Arynn, she’d found, was never one for closed spaces; too many memories, not enough freedom, she was the creature battering against the cage when you turned the key. So when the horde came stumbling up the fire escape stairs like some apparition trailing her every move, what the girl would’ve done was bash each of their hideous faces in, dissect every bone and leave them mutilated and so utterly dead--just for taking up perfect space. Only some bastard had yanked her in a maintenance closet before one came to close, and now she waited with impatience for the stranger to let her wrist go.
“What’re you doing?” she asked in accusation, “I had it fine out there. There were only like...five.” There was definitely more than that, but the anger and frustration seething through the girl made the number so miniscule compared to her raging mind. She tugged her arm free, dubious of the person--now man, by the way his figure seemed in the darkness--who hadn’t bothered to reply, only breathing with such serenity and calmness so stark against her ragged gasps.
So she thought it best to keep silence as she pressed her ear against the cool metal of the door, hearing nothing but the eerie echo of empty halls and vaulted ceilings. “See?

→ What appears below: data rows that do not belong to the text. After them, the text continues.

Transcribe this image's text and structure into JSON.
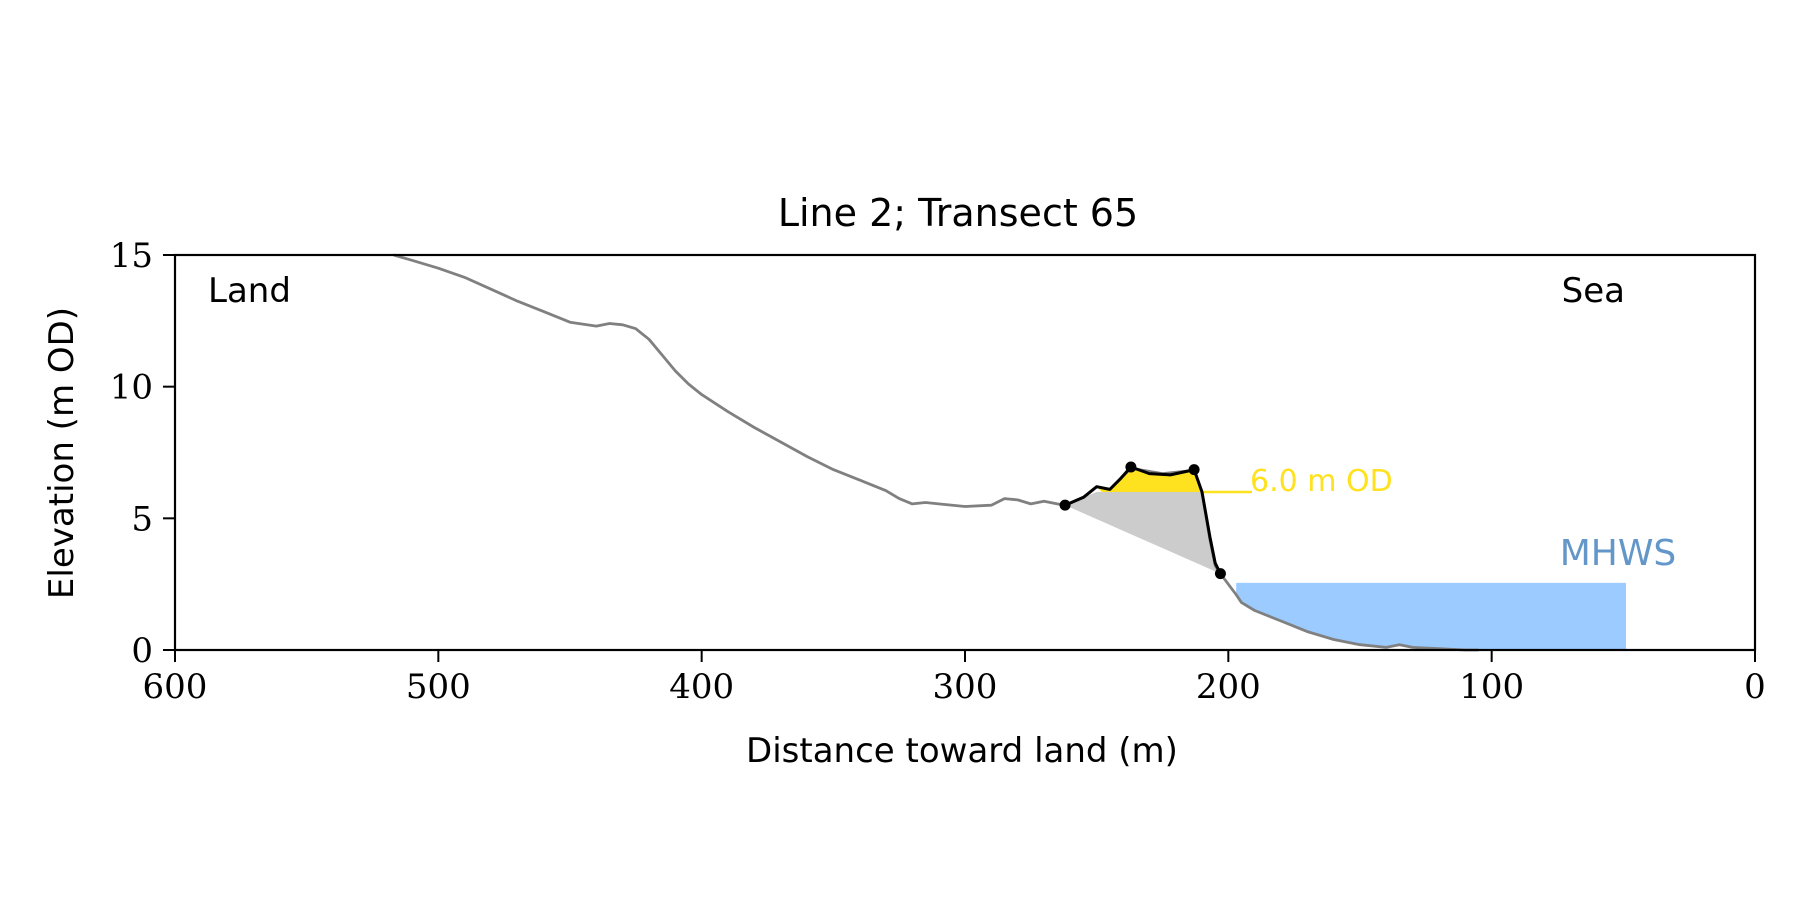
{
  "chart_data": {
    "type": "line",
    "title": "Line 2; Transect 65",
    "xlabel": "Distance toward land (m)",
    "ylabel": "Elevation (m OD)",
    "xlim": [
      600,
      0
    ],
    "ylim": [
      0,
      15
    ],
    "x_ticks": [
      "600",
      "500",
      "400",
      "300",
      "200",
      "100",
      "0"
    ],
    "y_ticks": [
      "0",
      "5",
      "10",
      "15"
    ],
    "grid": false,
    "corner_labels": {
      "left": "Land",
      "right": "Sea"
    },
    "profile": {
      "color": "#808080",
      "x": [
        517,
        510,
        500,
        490,
        480,
        470,
        460,
        450,
        440,
        435,
        430,
        425,
        420,
        415,
        410,
        405,
        400,
        390,
        380,
        370,
        360,
        350,
        340,
        330,
        325,
        320,
        315,
        310,
        300,
        290,
        285,
        280,
        275,
        270,
        265,
        262,
        255,
        250,
        245,
        241,
        237,
        225,
        215,
        213,
        210,
        207,
        205,
        203,
        200,
        197,
        195,
        190,
        180,
        170,
        160,
        150,
        140,
        135,
        130,
        120,
        110,
        105
      ],
      "y": [
        15.0,
        14.8,
        14.5,
        14.15,
        13.7,
        13.25,
        12.85,
        12.45,
        12.3,
        12.4,
        12.35,
        12.2,
        11.8,
        11.2,
        10.6,
        10.1,
        9.7,
        9.05,
        8.45,
        7.9,
        7.35,
        6.85,
        6.45,
        6.05,
        5.75,
        5.55,
        5.6,
        5.55,
        5.45,
        5.5,
        5.75,
        5.7,
        5.55,
        5.65,
        5.55,
        5.5,
        5.8,
        6.2,
        6.1,
        6.5,
        6.9,
        6.7,
        6.8,
        6.85,
        6.0,
        4.2,
        3.2,
        2.9,
        2.5,
        2.1,
        1.8,
        1.5,
        1.1,
        0.7,
        0.4,
        0.2,
        0.1,
        0.2,
        0.1,
        0.05,
        0.0,
        0.0
      ]
    },
    "feature": {
      "color": "#000000",
      "x": [
        262,
        255,
        250,
        245,
        241,
        237,
        230,
        222,
        215,
        213,
        210,
        207,
        205,
        203
      ],
      "y": [
        5.5,
        5.8,
        6.2,
        6.1,
        6.5,
        6.95,
        6.7,
        6.65,
        6.8,
        6.85,
        6.0,
        4.3,
        3.3,
        2.9
      ],
      "markers": [
        {
          "x": 262,
          "y": 5.5
        },
        {
          "x": 237,
          "y": 6.95
        },
        {
          "x": 213,
          "y": 6.85
        },
        {
          "x": 203,
          "y": 2.9
        }
      ]
    },
    "volume_fill": {
      "color": "#cccccc",
      "x": [
        262,
        203
      ],
      "y": [
        5.5,
        2.9
      ]
    },
    "threshold": {
      "value": 6.0,
      "label": "6.0 m OD",
      "color": "#ffe21f",
      "x_end": 191
    },
    "mhws": {
      "label": "MHWS",
      "value": 2.55,
      "x_start": 197,
      "x_end": 49,
      "fill_color": "#9bcbff",
      "label_color": "#6497c9"
    }
  }
}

Everything’s fine-” she paused, twisting on the knob like she would wring someone’s neck.
“Hey, looks like we’re locked in,” he finally muttered, his voice deep and smooth and not welcome.
“Don’t take your anger out on me, it was clearly the door’s fault.”
She groaned, beating a fist against the worn metal. “Yeah, and it was clearly your fault for giving birth to it.”
“What?” she heard him vaguely reply, as she kicked around her small little space with irritation and more frustration, vexed by this entire situation. She was looking for a broom--a broom or anything else, something she could bust the look with. Or maybe she could just use his face. She had to admit, though, if the man was silent for even two minutes, it was effortless to even believe he was there. He was like a shadow, lurking only to help or end you; a mist obscuring your vision until just...disappearing- No. That wasn’t him; not the man behind her. It was someone else she didn’t bother to remember, someone she’d meshed with everyone else.
“You gonna help me? I don’t know about you, but I’ve got things to do and the one thing on my list doesn’t include you,” she sighed, shivering and annoyed in the coolness of the closet. “So like a hammer, or a mop, or anything-”
“What about a key?” he asked cheekily, dangling something that sounded like angels’ voices when she heard the jingle.